Изменить размер шрифта - +
Совсем близко, возможно, даже в саду. Я стояла и слушала чистые переливы скрипок, ожидая, когда Джули Эндрюс пропоет первую строчку.

Но она так и не запела. Я услышала щелчок клавиши — и воцарилась тишина. Тяжелое молчание, которое создает человек, когда внимательно слушает. А потом этот человек произнес мое имя — достаточно громко, чтобы я могла его услышать.

 

57

 

Значит, это конец? Все, да? Неужели все закончится прямо здесь и прямо сейчас? Я столько лет слышала этот голос. Он совсем не изменился.

Кто-то поскребся о каменную кладку по ту сторону стены. Совсем тихо, робко, как кошка или даже мелкий грызун. Но я-то знала, что это не кошка и не грызун. Я приоткрыла рот, чтобы произнести имя, но не смогла издать ни звука.

С дороги донесся вой полицейской сирены. За стеной послышались шаги.

— Погоди. Это не я. Я никуда не звонила.

Не знаю, услышал ли кто-то мои слова. Шаги стихли. На то, чтобы открыть массивную задвижку на калитке и выйти в проулок, понадобились считаные секунды. Там никого не оказалось. Интуиция подсказывала, что не надо бежать к дороге, поэтому я двинулась в обратном направлении. Тридцать метров — и я уже на тропинке, кольцом сомкнувшейся вокруг парка. По-прежнему никого не видно.

В полицейской академии нас учили, что люди, не преследующие конкретных целей, скорее повернут влево, чем вправо, — инстинкт. Я пошла налево. У открытых ворот парка остановилась перевести дыхание. Я снова слышала музыку. Легкая до невесомости, она журчала где-то в глубине парка.

Осторожно: парк обсажен по периметру высоким, густым кустарником. Прячься — не хочу. На том конце — поляны для пикников и футбольные поля, на которых летом играют в крикет. С каждым шагом я отдаляюсь от людей. У меня при себе нет ни рации, ни телефона, ни какого-либо оружия. Я кинулась сюда не подумав. Возможно, в участке увидели, как я выхожу из сада, но когда еще доедет подкрепление… А пока суть да дело, я была никакой не сотрудницей полиции, а самой обычной женщиной. Ночью. В парке.

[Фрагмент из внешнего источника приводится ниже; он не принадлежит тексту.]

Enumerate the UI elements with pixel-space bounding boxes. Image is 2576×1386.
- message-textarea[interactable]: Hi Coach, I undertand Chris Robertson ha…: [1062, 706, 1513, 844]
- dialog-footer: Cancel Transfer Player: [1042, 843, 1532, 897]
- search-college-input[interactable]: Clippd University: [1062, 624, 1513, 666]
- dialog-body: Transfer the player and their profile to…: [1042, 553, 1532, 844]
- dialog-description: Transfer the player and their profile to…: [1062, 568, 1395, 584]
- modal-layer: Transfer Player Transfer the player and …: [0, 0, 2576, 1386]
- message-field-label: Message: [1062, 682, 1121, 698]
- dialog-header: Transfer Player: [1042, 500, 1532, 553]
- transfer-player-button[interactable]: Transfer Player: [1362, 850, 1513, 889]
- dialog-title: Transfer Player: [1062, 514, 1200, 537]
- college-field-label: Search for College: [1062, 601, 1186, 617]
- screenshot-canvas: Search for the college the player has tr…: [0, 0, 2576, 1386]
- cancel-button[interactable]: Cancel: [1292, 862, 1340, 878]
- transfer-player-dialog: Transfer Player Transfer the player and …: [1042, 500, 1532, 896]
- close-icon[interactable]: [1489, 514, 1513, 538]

За зарослями кустарников и декоративными деревцами парк не был виден целиком, но я и без того хорошо его знала. Справа — детская площадка: качели, карусель, целый комплекс горок и трамплинов. Там тоже найдется где затаиться. Восточная часть рассчитана на детей постарше и тинейджеров: там соорудили рампу для скейтбордистов и BMX-трек.

А прямо передо мной стояла беседка, в дальнем углу которой я, кажется, уловила движение.

Разразившись ливнем, ночь была теперь влажная, тихая и спокойная. Ни звезд, ни луны. Только плотная завеса облаков. И вроде бы безветренно, но листья, пережившие наступление осени, дрожали на ветках. Я тоже дрожала, да так сильно, что разболелись ребра.

Потом все стихло. Даже шум машин отступил на задний план. Я поняла, что это решающий момент. Задержав дыхание, я стала вспоминать, когда последний раз оглядывалась…

Я застыла как вкопанная.

— Я жду, — сказала я, и воздух вокруг завибрировал, как будто кто-то сейчас тронет меня за плечо.

А потом тишина прервалась. Как будто кто-то махнул волшебной палочкой — и город ожил. Снова загудели машины на Вондсворт-роуд, листья зашелестели, как целлофановые пакеты, и где-то даже хлопнула автомобильная дверца.

Более того, снова взвыла полицейская сирена. На сей раз — я чувствовала — она едет ко мне. Время вышло.

Я вернулась домой. Выходя из проулка, я услышала, как кто-то взбежал по ступенькам и принялся тарабанить в дверь. Я прошла в конец спальни, подобрала с пола свой рюкзак и положила его обратно в шкаф. Сегодня я уже никуда не поеду.

Есть дела поважнее.

 

58

 

 

На следующее утро я с особой тщательностью подбирала одежду. Юбки я ношу нечасто, но в гардеробе все-таки найдется пара деловых нарядов — иногда нужны на работе.